En Zama, un filme cuya atmósfera húmeda y calurosa nos obliga a sumergirnos en una lectura del presente, destaca un ruido: mientras doña Luciana conversa banalidades con don Diego de Zama, un par de negros aparecen en el segundo plano moviendo unas inútiles planchas de madera y paja que servían tanto como un ventilador apagado. Más que hacer viento, el movimiento de las planchas hacía ruido, el ruido chillón del frote entre las maderas húmedas. Ese ruido ordena toda la atmósfera: nos recuerda el calor, la humedad, pero también la esclavitud, la opresión de los negros, la crueldad de los servidores y servidoras del imperio; nos recuerda que una atmósfera no es solamente una cuestión de calor o frío, sino un reparto político de las maneras en que sentimos y experimentamos el mundo.
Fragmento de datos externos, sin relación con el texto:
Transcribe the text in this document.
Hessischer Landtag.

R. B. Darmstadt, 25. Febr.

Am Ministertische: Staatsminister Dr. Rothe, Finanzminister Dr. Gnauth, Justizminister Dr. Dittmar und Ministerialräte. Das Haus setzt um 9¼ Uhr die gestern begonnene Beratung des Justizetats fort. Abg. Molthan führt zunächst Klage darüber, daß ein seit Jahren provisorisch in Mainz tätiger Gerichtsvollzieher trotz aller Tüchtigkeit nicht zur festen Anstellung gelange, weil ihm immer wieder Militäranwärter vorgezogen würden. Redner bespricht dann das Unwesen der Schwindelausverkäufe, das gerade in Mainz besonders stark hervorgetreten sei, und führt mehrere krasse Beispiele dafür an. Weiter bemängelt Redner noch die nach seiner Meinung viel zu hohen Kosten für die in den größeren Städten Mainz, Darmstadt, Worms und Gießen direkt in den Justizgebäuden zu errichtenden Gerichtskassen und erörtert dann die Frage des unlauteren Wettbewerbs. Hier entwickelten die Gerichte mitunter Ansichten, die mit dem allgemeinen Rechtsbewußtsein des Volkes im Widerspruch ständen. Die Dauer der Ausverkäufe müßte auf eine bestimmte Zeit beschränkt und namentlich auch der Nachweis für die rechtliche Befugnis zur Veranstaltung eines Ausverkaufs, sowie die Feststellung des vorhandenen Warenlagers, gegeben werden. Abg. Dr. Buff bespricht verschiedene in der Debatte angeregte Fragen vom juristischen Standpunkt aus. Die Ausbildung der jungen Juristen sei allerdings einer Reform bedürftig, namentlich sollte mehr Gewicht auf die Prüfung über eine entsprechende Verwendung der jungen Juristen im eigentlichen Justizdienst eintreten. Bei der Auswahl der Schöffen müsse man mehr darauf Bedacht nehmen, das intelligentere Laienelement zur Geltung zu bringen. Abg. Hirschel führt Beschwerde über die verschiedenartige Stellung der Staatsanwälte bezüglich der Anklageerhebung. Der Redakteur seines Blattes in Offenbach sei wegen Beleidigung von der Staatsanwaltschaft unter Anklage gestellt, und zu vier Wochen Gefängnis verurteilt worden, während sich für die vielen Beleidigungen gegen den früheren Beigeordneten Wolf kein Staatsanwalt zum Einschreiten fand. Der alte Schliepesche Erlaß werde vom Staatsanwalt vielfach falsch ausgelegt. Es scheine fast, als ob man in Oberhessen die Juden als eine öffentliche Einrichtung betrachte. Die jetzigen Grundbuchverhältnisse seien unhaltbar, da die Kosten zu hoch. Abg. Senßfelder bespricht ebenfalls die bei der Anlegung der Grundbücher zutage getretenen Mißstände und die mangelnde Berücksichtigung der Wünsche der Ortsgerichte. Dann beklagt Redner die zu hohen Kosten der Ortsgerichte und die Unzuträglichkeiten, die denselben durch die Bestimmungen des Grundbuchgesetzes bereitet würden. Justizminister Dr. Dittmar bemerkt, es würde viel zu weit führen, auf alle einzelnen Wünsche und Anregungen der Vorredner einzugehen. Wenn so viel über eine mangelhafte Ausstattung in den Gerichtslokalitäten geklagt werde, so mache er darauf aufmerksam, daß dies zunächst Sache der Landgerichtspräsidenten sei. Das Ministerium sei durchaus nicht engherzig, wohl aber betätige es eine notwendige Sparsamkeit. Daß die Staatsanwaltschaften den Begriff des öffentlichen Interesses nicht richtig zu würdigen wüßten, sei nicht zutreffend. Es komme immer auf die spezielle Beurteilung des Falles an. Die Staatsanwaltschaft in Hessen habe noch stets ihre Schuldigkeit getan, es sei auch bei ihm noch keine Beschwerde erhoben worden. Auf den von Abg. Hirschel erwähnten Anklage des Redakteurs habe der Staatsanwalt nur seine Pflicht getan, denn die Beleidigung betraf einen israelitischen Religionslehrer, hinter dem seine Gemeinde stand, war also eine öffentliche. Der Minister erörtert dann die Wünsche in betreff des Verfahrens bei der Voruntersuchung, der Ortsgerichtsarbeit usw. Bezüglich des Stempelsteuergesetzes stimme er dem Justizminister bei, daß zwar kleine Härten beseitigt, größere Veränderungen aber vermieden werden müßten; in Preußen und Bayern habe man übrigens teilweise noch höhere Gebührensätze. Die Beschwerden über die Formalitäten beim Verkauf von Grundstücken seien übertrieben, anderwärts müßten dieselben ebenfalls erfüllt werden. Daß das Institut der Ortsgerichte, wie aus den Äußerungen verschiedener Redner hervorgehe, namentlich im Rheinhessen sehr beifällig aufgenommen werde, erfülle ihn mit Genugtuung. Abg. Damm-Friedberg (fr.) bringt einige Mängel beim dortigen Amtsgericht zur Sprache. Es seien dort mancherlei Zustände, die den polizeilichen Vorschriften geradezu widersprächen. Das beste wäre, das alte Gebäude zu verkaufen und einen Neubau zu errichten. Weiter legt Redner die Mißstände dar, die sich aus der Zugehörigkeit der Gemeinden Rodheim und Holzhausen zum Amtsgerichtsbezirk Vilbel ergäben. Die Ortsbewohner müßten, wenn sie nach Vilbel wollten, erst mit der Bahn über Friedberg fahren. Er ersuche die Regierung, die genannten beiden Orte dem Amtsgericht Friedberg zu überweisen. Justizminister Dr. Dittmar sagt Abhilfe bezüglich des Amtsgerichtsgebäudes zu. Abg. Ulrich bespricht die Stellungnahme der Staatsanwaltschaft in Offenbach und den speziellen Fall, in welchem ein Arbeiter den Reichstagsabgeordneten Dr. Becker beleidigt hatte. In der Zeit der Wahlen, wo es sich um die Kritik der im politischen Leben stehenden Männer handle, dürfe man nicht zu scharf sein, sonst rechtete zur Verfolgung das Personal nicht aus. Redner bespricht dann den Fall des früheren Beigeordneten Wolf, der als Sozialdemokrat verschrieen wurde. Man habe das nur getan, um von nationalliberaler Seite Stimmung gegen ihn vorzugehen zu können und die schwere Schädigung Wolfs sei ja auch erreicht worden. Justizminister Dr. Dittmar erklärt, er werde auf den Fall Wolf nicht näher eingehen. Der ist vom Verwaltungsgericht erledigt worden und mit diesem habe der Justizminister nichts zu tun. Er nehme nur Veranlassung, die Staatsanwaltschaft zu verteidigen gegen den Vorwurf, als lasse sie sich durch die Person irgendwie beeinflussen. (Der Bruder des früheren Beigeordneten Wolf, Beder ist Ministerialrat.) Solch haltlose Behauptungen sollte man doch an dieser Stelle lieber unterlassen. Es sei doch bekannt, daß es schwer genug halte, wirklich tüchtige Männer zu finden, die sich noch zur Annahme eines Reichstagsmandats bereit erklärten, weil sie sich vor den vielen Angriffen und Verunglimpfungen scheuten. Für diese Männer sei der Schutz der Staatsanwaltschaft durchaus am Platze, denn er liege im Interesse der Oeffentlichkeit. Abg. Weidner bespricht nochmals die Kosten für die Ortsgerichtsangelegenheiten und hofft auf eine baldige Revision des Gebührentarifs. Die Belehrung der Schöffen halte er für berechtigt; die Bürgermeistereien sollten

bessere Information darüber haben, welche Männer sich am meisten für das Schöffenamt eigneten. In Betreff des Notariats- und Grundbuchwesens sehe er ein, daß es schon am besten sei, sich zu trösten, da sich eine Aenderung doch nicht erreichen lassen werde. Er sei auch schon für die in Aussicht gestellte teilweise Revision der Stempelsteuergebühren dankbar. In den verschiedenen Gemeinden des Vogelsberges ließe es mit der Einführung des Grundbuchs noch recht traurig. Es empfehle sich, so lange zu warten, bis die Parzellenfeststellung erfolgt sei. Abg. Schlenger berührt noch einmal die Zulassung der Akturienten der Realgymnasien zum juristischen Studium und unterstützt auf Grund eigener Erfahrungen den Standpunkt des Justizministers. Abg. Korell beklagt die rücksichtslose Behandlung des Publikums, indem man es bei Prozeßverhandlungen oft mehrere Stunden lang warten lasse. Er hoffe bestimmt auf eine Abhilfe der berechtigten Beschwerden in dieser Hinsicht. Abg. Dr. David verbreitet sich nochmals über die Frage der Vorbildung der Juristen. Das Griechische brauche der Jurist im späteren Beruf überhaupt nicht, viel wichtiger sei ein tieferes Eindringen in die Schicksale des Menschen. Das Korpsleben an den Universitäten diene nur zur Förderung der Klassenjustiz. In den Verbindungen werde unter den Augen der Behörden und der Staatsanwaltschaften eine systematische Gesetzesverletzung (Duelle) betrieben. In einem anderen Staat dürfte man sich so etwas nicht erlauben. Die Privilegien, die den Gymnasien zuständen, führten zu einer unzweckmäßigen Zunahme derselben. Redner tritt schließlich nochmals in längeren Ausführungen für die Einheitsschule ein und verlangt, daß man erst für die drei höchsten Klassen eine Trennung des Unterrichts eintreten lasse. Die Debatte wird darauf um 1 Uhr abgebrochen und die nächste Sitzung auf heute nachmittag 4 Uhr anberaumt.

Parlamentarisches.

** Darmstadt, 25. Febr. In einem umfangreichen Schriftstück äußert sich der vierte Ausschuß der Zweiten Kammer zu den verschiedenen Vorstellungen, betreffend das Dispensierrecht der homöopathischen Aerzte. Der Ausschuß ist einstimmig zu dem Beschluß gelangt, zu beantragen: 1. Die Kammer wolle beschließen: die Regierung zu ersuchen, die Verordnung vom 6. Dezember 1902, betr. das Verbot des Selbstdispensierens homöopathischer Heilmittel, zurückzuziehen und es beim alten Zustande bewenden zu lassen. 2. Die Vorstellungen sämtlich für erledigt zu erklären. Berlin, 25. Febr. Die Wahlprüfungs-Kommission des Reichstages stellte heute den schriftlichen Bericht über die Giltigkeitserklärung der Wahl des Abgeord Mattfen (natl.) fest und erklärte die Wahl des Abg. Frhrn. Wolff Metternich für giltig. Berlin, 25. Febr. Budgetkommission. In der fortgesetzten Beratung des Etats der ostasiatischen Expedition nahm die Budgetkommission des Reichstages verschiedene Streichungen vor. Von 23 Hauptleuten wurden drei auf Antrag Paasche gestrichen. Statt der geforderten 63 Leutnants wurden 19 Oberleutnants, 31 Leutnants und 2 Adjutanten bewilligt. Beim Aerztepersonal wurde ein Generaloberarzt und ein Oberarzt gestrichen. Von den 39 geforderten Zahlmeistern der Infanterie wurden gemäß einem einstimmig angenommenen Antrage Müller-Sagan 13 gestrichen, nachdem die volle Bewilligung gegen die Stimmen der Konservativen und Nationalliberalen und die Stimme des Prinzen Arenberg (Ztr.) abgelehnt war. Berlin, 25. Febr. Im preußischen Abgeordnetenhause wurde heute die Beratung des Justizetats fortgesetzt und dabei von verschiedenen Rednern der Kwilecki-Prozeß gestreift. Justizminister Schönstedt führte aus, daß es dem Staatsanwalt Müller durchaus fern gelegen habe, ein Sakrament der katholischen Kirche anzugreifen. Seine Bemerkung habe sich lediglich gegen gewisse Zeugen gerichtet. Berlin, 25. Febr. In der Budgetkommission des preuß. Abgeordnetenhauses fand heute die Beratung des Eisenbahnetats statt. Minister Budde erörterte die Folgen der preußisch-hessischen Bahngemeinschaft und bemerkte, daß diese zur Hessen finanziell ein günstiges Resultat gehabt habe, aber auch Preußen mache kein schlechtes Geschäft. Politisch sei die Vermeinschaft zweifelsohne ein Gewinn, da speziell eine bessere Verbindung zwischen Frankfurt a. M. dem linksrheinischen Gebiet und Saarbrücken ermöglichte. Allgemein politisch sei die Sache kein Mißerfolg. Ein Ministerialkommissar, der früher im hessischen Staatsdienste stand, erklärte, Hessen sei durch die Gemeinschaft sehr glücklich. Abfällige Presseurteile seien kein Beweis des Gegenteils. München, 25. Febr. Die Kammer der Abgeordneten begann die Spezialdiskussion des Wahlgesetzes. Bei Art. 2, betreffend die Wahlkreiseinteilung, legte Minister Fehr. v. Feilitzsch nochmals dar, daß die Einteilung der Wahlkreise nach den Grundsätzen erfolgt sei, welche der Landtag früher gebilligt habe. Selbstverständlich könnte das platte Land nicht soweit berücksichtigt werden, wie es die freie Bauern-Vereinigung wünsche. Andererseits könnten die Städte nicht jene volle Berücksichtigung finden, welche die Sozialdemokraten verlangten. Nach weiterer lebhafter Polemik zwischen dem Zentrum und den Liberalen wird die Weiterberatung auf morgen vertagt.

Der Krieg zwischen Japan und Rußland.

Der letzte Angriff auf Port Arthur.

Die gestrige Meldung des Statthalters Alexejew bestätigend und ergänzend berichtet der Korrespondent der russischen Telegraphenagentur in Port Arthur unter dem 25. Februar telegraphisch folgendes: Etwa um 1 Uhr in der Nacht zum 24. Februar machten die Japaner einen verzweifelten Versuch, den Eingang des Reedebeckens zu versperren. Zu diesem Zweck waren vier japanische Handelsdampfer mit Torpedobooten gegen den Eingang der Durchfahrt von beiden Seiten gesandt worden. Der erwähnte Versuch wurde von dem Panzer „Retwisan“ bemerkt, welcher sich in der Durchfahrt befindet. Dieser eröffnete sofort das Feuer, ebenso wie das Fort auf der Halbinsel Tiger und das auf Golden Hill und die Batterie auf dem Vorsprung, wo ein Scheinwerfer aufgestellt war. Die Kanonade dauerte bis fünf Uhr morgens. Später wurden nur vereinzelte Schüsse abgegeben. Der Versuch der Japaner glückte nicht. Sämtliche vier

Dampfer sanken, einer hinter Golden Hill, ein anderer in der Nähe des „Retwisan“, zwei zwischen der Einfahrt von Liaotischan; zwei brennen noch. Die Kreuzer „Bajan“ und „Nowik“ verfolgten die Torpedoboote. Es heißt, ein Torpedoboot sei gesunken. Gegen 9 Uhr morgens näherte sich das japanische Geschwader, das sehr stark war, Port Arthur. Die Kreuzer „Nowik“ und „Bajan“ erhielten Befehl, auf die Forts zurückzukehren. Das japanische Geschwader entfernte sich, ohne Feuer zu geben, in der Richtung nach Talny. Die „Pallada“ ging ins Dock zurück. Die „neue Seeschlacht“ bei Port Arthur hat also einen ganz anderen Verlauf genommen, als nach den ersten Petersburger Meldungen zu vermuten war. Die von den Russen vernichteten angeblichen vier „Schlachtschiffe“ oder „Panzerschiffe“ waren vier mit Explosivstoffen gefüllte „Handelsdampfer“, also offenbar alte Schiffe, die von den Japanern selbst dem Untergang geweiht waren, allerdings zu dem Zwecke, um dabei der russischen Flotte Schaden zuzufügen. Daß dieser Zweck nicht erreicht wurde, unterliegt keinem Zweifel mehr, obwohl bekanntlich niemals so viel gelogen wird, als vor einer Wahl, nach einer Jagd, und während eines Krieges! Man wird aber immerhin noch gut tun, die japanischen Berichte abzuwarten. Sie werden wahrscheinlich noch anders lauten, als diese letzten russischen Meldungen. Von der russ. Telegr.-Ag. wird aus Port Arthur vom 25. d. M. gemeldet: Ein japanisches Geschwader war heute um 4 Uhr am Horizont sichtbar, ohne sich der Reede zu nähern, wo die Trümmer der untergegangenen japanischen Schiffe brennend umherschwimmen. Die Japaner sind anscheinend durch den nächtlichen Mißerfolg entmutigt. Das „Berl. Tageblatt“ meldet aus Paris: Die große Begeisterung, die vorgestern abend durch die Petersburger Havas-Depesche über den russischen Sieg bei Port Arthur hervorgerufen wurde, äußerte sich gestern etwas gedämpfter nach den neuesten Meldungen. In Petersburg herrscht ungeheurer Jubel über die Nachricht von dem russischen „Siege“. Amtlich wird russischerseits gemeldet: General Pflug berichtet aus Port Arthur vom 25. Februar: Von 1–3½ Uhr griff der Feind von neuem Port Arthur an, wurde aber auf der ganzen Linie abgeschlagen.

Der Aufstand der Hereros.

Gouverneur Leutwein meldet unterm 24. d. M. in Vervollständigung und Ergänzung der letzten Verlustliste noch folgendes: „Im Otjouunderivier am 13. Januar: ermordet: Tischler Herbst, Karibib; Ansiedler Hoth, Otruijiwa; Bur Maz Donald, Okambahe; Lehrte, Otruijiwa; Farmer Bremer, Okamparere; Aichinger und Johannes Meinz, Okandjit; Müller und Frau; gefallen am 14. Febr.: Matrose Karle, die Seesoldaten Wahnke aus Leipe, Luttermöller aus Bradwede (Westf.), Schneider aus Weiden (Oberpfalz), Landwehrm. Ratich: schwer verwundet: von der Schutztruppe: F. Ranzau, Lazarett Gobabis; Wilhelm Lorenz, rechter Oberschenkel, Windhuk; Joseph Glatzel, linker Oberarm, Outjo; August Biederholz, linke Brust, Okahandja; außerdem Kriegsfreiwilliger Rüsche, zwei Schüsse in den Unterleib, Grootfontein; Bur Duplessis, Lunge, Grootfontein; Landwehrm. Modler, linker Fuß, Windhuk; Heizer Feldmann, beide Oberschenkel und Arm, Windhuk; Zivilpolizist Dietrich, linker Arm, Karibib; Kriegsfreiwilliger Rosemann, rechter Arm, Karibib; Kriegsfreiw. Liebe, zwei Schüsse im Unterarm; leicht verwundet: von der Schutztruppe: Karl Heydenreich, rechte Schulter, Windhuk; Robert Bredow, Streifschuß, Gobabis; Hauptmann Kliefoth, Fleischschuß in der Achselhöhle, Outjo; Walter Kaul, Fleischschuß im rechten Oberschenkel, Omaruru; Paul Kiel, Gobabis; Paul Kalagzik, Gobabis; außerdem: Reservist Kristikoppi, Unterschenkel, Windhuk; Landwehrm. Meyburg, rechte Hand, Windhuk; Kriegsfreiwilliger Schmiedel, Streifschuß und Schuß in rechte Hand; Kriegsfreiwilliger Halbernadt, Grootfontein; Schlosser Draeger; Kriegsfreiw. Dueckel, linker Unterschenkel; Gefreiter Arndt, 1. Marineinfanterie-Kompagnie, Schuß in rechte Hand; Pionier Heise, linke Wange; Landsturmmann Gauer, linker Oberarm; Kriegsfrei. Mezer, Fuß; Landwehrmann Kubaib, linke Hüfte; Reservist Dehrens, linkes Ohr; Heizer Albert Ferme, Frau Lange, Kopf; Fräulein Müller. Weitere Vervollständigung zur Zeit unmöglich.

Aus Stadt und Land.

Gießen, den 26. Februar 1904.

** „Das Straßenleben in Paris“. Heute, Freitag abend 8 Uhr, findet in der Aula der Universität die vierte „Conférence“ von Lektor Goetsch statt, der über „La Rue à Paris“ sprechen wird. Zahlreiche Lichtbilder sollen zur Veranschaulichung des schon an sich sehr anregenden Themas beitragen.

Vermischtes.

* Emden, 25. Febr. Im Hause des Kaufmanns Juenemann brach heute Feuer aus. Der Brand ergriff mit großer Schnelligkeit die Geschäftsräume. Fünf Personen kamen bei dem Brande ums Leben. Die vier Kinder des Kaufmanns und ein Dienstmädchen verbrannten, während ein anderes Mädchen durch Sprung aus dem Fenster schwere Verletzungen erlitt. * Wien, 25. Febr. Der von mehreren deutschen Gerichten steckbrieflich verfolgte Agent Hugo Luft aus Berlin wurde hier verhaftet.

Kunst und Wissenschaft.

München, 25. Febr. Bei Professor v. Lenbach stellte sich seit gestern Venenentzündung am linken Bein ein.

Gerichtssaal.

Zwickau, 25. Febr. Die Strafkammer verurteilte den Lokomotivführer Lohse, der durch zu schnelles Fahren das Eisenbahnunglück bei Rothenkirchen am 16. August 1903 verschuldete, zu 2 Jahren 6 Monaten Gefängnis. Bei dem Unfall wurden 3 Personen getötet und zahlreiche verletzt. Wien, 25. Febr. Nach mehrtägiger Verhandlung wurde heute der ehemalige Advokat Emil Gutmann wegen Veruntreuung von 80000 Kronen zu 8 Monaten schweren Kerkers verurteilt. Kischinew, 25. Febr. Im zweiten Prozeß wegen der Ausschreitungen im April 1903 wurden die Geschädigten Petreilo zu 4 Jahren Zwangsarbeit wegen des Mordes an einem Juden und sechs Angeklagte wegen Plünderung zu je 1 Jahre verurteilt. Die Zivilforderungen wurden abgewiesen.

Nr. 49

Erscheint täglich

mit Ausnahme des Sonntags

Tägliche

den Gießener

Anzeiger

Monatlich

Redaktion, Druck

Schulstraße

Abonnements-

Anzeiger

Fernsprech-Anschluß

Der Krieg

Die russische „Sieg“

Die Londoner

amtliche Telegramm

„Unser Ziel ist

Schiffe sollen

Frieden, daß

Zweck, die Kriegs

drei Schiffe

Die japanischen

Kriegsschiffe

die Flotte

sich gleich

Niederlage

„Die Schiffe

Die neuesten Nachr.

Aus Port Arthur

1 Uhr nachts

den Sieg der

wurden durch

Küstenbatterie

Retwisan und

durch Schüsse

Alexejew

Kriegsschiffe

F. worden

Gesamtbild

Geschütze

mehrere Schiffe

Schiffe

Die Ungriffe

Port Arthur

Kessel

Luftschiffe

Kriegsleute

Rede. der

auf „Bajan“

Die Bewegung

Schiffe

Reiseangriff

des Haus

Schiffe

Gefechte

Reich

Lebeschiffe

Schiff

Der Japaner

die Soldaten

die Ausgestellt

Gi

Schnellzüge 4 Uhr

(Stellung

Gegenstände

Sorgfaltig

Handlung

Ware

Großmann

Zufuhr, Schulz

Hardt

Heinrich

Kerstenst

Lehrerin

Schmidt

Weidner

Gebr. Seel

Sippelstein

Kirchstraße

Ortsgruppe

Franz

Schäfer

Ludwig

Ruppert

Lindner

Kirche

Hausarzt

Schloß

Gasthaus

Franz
Una atmósfera nos recuerda que vivimos un presente, que también es una atmósfera. Resulta gracioso que, para echar a los negros del salón, doña Luciana les diga que ya no quiere ventilación. Cesa el ruido, cesa la farsa del viento, se refuerza la opresión esclavista: se constituye la atmósfera.
En sus notas del rodaje de Zama, reunidas bajo el nombre El mono en el remolino, la escritora Selva Almada apunta cómo es que Martel necesita producir una atmósfera. Esta atmósfera si bien es distinta de la atmósfera propia de Formosa, toma sus elementos para hacer de ellos otra cosa, para «proyectar un ayer desde el hoy», como dice Martel, «para leer el presente». Almada cuenta una anécdota: «En el casting, Lucrecia Martel les pedía a los postulantes que le contaran un sueño. Un hombre contó que volaba en un caballo blanco, sin alas, y llegaba a un mundo lejano, otro planeta, un jardín de árboles alineados, manzanos, perales, naranjos, un jardín de frutas deliciosas. El caballo corcovea y él cae. Ahí terminaba el sueño. En ese momento el hombre se tapó la cara y se puso a llorar, porque se acordó de su padre muerto, que una vez le dijo que él tenía un don».
Los lentes de Martel
Martel repite una escena a lo largo de sus filmes: aquella en la que ocurre algo detrás de un vidrio, de una ventana. Algo así como ver el mundo a través de unos anteojos que permitan marcar una distancia entre nosotros y la atmósfera. O quizá sea esa la manera en que Martel confirma que estamos inmersos en una atmósfera: haciéndonos olvidar que frente a nosotros hay un vidrio, un espejo, una pantalla.